O Tribunal de Justiça de Mato Grosso (TJ-MT) manteve a condenação da ex-primeira-dama de Cuiabá Márcia Aparecida Kuhn Pinheiro ao pagamento de R$ 70 mil por danos morais ao ex-governador Mauro Mendes. A decisão foi tomada pela Segunda Câmara de Direito Privado e rejeitou os embargos de declaração apresentados pela defesa.

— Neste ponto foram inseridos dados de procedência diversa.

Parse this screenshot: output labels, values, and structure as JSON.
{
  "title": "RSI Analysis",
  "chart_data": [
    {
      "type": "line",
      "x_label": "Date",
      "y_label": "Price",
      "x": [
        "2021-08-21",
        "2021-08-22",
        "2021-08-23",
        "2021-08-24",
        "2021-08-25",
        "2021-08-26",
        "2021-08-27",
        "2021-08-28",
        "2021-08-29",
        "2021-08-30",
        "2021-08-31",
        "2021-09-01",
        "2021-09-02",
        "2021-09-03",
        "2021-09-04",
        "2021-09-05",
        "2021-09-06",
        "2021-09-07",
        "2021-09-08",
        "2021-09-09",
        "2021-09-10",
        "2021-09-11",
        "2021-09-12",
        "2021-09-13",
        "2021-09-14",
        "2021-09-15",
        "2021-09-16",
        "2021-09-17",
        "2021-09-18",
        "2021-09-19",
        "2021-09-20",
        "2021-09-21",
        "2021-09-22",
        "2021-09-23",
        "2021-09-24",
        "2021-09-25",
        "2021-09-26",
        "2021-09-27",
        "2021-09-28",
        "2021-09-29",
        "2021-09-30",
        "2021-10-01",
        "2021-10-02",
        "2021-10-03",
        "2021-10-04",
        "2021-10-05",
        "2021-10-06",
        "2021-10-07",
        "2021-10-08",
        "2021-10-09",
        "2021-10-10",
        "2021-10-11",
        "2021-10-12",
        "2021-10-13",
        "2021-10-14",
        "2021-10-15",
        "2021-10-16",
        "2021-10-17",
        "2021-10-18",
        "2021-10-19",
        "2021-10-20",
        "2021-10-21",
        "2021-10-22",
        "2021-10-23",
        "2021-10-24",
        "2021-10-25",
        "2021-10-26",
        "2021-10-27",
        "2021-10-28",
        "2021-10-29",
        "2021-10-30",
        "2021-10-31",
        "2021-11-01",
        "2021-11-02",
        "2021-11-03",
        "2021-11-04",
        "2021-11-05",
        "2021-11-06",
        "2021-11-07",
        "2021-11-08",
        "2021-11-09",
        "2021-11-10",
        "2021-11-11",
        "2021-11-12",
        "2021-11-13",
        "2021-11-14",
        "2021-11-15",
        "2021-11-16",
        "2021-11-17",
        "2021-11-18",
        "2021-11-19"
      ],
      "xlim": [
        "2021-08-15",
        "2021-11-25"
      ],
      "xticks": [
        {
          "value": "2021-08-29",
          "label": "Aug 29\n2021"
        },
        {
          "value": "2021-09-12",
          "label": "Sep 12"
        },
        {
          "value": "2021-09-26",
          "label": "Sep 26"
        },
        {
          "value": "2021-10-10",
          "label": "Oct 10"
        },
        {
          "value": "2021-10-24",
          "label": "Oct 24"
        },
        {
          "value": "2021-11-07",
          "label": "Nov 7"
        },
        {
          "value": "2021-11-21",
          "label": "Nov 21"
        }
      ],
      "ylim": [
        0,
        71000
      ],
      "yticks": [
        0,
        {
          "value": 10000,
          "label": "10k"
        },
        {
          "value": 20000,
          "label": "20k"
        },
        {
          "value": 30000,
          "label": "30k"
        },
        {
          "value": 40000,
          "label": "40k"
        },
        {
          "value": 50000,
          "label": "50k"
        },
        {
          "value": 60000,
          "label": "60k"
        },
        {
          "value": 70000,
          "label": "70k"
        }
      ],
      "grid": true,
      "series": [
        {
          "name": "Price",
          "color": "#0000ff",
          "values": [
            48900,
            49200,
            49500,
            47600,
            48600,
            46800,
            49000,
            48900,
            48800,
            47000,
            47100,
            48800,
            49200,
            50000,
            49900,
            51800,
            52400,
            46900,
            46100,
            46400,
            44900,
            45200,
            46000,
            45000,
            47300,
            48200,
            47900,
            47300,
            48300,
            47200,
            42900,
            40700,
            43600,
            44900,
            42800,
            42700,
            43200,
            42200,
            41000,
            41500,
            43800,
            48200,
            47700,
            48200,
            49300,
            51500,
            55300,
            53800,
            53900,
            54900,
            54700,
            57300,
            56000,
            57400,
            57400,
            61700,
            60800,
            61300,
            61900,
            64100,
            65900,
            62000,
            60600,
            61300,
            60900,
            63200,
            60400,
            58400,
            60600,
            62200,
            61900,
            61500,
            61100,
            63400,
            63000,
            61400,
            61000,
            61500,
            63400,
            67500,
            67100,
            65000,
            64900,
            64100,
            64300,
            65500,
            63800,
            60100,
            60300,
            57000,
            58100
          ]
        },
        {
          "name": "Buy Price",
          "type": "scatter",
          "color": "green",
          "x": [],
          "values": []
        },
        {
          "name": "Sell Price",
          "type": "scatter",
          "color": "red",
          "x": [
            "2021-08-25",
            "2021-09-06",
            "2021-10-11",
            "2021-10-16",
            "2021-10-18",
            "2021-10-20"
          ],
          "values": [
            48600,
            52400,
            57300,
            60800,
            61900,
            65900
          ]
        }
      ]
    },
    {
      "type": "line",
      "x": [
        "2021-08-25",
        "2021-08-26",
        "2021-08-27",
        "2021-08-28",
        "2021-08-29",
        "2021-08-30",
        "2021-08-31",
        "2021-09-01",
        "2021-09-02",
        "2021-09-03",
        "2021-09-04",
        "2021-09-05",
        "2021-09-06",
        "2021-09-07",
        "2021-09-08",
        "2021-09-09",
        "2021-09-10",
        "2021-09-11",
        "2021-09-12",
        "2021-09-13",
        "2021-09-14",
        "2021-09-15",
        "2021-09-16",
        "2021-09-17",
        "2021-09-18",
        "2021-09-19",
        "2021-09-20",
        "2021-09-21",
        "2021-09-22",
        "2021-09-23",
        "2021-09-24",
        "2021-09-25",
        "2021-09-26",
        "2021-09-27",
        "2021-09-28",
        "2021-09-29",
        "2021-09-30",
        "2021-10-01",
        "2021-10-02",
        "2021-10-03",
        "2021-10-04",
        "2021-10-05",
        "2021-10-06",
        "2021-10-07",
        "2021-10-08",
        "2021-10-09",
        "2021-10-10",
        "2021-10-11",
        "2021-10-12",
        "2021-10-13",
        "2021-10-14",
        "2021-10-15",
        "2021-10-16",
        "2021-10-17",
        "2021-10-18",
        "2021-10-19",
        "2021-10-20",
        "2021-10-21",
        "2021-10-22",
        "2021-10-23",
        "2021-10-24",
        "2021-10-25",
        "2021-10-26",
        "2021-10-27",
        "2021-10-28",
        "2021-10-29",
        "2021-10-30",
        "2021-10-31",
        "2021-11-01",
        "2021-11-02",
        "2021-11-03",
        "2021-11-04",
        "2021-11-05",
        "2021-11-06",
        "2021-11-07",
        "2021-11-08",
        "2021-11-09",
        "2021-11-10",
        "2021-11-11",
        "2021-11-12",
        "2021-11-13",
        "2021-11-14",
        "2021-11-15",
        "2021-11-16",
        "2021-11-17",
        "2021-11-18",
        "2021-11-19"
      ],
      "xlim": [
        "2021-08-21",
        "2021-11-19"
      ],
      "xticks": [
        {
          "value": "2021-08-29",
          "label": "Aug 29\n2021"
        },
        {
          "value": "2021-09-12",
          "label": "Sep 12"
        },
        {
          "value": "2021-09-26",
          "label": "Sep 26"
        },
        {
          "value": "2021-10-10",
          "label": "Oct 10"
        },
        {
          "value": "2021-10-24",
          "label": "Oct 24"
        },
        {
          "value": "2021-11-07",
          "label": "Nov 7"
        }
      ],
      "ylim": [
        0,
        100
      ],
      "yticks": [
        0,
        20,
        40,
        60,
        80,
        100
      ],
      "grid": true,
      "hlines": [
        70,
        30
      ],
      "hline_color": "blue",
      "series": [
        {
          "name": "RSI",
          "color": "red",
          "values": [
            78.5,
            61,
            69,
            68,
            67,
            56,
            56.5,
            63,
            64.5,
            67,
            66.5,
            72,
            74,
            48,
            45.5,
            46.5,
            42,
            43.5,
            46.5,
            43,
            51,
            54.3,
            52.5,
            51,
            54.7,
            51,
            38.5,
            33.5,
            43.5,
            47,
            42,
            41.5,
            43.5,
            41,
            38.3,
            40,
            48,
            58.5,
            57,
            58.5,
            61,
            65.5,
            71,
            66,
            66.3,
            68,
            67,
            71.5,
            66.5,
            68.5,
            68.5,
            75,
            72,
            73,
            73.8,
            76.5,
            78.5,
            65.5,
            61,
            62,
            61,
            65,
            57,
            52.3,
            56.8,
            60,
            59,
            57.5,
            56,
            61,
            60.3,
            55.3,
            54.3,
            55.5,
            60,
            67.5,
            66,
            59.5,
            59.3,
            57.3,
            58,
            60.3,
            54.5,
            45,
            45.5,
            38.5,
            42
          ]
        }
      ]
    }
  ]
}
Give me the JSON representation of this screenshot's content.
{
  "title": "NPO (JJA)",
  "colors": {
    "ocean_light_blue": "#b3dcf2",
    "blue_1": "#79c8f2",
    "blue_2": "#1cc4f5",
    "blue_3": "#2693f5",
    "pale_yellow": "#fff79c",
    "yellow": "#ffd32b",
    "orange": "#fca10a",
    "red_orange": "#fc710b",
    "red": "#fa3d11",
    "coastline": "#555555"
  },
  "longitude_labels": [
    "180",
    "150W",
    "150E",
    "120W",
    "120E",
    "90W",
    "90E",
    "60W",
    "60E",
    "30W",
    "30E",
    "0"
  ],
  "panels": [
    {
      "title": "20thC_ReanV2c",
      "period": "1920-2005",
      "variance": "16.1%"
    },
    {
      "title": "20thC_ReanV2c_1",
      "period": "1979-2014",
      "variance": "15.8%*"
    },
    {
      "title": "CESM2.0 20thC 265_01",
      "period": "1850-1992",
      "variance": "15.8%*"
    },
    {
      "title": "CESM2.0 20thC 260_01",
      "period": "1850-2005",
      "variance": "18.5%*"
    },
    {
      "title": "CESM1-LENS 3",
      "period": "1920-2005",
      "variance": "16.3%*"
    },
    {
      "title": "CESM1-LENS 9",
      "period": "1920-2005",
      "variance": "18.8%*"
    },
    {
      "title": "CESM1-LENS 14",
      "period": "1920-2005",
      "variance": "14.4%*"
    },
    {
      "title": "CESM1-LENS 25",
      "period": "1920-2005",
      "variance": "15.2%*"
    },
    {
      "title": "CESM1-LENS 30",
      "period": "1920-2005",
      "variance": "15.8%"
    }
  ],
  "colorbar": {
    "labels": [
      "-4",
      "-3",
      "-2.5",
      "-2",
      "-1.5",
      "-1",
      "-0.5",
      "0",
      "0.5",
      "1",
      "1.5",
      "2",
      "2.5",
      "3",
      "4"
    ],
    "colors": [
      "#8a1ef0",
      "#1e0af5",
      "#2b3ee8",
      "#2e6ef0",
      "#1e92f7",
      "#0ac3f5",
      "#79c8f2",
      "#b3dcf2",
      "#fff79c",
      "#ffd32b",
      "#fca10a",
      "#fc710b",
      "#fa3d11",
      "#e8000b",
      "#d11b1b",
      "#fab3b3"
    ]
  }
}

A ação teve origem em declarações feitas durante a campanha eleitoral de 2022, quando Márcia disputava o Governo de Mato Grosso e Mendes buscava a reeleição. Segundo o processo, as manifestações atribuídas à então candidata associaram o ex-governador e seu filho a acusações de corrupção e enriquecimento ilícito.
Na primeira instância, a 7ª Vara Cível de Cuiabá havia fixado a indenização em R$ 100 mil, além de custas processuais e honorários advocatícios. Márcia recorreu ao TJ-MT e, no julgamento da apelação, o colegiado reduziu o valor da indenização para R$ 70 mil, mantendo, porém, o entendimento de que houve ofensa à honra de Mendes.
A defesa apresentou novos embargos de declaração questionando, entre outros pontos, a competência da Justiça comum para analisar a ação, a legitimidade de Mauro Mendes para propor o processo e a própria caracterização das declarações como ofensivas.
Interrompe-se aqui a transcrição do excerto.